Researchers inform us that Americans are becoming much more obese in the last 30-40 years. It is true that personal convenience is a major reason for changing our exercise and diet habits. The response to convenience is a food industry which is funding a nutrition science industry to produce a variety of “healthy” food elements which then become required food labeling which then excuse price increases on convenience foods. It is just short of a remarkable phenomenon in America that boys and girls and men and women are turning out in increasing numbers in exercise spots and that health and fitness clubs are in every hotel, hospital, and highway rest stop. It is also remarkable that the organic food movement is catching on quickly. Starting with “buy locally” – which, of course, has been quickly translated into “support your local any store (including Wal-Mart.)”

I have read and enjoyed In Defense of Food by Michael Pollan. My wife Susan and I enjoyed Food Inc. at our San Rafael, CA nonprofit movie theatre. It describes how four very large U.S. companies control access to and the quality of most of the essential ingredients of the food Americans consume. That agriculture company Monsanto has a corner on wherever soy beans end up.
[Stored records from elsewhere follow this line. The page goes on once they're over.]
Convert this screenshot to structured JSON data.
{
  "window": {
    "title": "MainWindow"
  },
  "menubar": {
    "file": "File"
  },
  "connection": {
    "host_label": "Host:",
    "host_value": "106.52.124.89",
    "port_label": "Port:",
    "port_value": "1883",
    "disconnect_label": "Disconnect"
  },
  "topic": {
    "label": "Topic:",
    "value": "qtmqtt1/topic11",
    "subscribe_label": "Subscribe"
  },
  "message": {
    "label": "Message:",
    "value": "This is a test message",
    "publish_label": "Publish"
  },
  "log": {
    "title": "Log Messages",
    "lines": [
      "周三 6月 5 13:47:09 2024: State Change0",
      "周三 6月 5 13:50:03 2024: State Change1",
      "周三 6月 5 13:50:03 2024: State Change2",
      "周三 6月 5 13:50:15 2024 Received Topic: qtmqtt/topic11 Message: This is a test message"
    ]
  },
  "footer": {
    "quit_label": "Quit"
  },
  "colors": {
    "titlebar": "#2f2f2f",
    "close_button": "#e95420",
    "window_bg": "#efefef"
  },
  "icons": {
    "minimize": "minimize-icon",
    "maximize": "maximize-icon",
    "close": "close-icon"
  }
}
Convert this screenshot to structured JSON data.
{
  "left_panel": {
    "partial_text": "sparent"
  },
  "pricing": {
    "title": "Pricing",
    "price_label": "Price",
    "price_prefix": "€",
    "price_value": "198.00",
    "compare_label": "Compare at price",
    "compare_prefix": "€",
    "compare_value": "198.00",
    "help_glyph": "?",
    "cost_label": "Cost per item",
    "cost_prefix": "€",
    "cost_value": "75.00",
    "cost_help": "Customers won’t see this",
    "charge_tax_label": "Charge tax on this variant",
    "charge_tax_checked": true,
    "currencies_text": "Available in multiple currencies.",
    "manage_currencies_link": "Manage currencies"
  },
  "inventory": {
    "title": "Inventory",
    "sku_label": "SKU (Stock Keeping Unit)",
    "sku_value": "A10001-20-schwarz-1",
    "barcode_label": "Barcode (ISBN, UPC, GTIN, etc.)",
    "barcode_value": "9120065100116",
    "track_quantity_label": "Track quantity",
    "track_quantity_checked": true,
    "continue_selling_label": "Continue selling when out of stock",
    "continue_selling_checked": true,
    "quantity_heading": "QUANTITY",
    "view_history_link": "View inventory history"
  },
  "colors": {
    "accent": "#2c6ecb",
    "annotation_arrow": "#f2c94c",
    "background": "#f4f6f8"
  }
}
That the family farmer is anything but and is usually a victim of the co-op he/she has helped create to preserve a socio-economic system that no longer exists – except in Congress. Where it is used to enrich production food rather than production agriculture. That two-thirds of us prefer white meat to the dark meat so the chicken industry is producing – in 48 days from hatch to super market – chickens whose breasts are so large the chicken is unable to walk.